The writer makes an important point that we, as parents, must grow in order to meet the needs of our children. We need to constantly evolve to discover and explore our potential, in order to help our children to do the same.

The key needs of rhythm and warmth in the child’s life are noted, and expanded into the discussion of 12 human senses identified by Steiner: the Will senses (or physical senses, directed at own physical body) of touch, life, movement, and balance; the Feeling senses (or soul senses, relating the person to the world) of smell, taste, sight, and warmth; and the Cognitive senses (or spiritual/social senses that are directed inward): hearing, speech, another’s thought, and another’s “I”.

The author talks about stages of development and corresponding trends in creative play and discusses strategies to support children’s creative play and to provide experiences with water, air, earth, and fire. She talks about the traditional Waldorf toys for different ages and provides instructions on how to make them.

Several creative discipline approaches are discussed:

  • exhibiting the traits and behavioural patterns you would like your child to learn;
  • straightening out things in the child’s environment to “reform” their space, thus adding consistency and order into the child’s universe;
  • giving unambiguous messages and simplifying and limiting the choices;
  • using the word “may” instead of a command or question: “you may now wash your hands” instead of “do you want to wash your hands?” or “go wash your hands”, without adding “OK?” at the end;
  • utilizing routines to foster the sense of rhythm;
  • providing opportunities for useful work, such as garden help, kitchen help, and physical exercise;
  • listening to the child attentively and providing a logical solution to a conflicting situation;
  • stepping back to allow for self-expression and questioning of the rules;
  • speaking positive, encouraging words;
  • showing unconditional love.

At the end of the book, there are resources for additional reading, suggestions for age-appropriate fairy tales to tell or read to children, instructions on how to finger knit, short rhymes describing the routines of the day, rainbow bridge birthday stories that can be customized to be relevant to a particular child and told to them on their birthday, and description of various stages of Waldorf education.

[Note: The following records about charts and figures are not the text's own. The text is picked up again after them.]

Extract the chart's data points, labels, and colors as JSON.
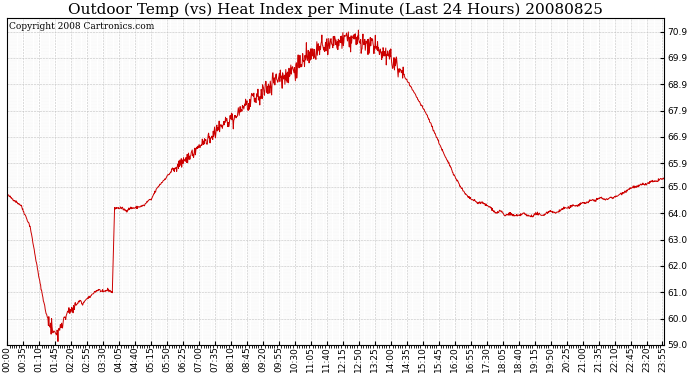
{
  "title": "Outdoor Temp (vs) Heat Index per Minute (Last 24 Hours) 20080825",
  "copyright": "Copyright 2008 Cartronics.com",
  "line_color": "#cc0000",
  "background_color": "#ffffff",
  "grid_color": "#bbbbbb",
  "ylim": [
    59.0,
    71.4
  ],
  "yticks": [
    59.0,
    60.0,
    61.0,
    62.0,
    63.0,
    64.0,
    65.0,
    65.9,
    66.9,
    67.9,
    68.9,
    69.9,
    70.9
  ],
  "title_fontsize": 11,
  "axis_fontsize": 6.5,
  "copyright_fontsize": 6.5,
  "tick_step_minutes": 35
}
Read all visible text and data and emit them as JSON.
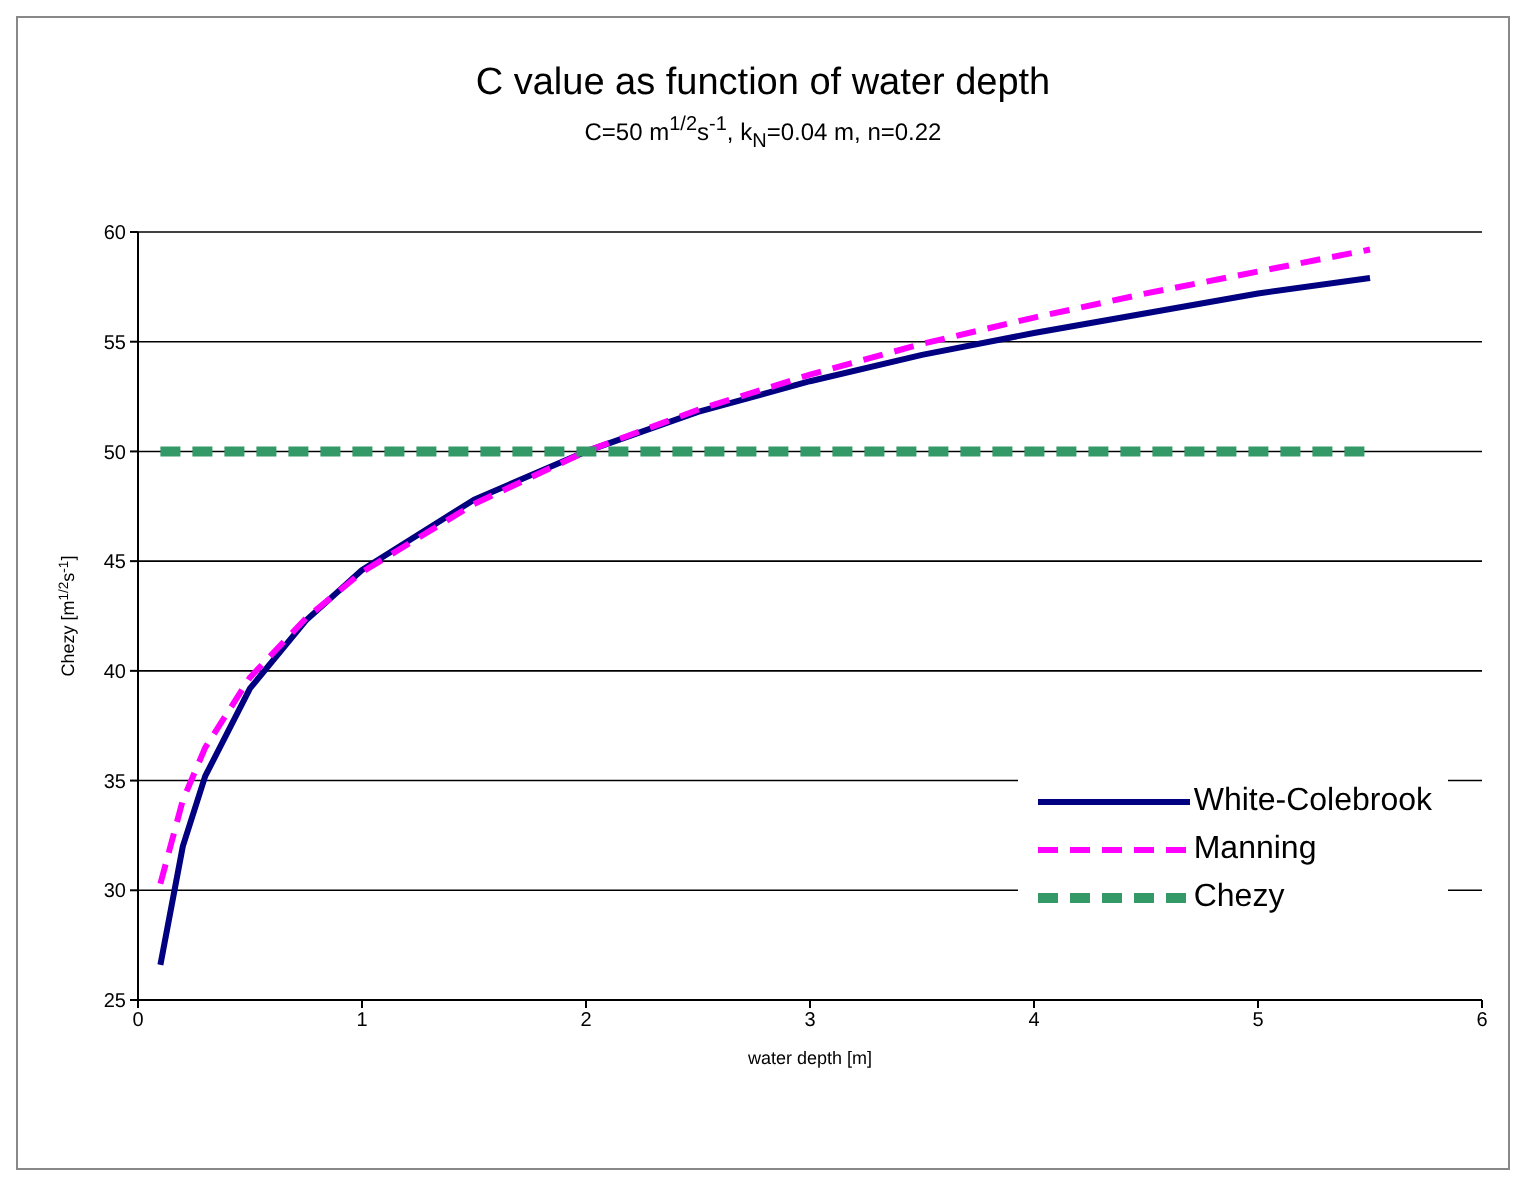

I kept feeling the overwhelming sense of peace as I was reading this book. It speaks of gentle parenting, attention to the needs and developmental stages of the child, providing the appropriate environments to foster creativity, exploration, and discipline, and practical ways to accomplish it, with parent/teacher discussions at the end of each chapter. It feels like a steady rock in the ever-changing sea of parenting.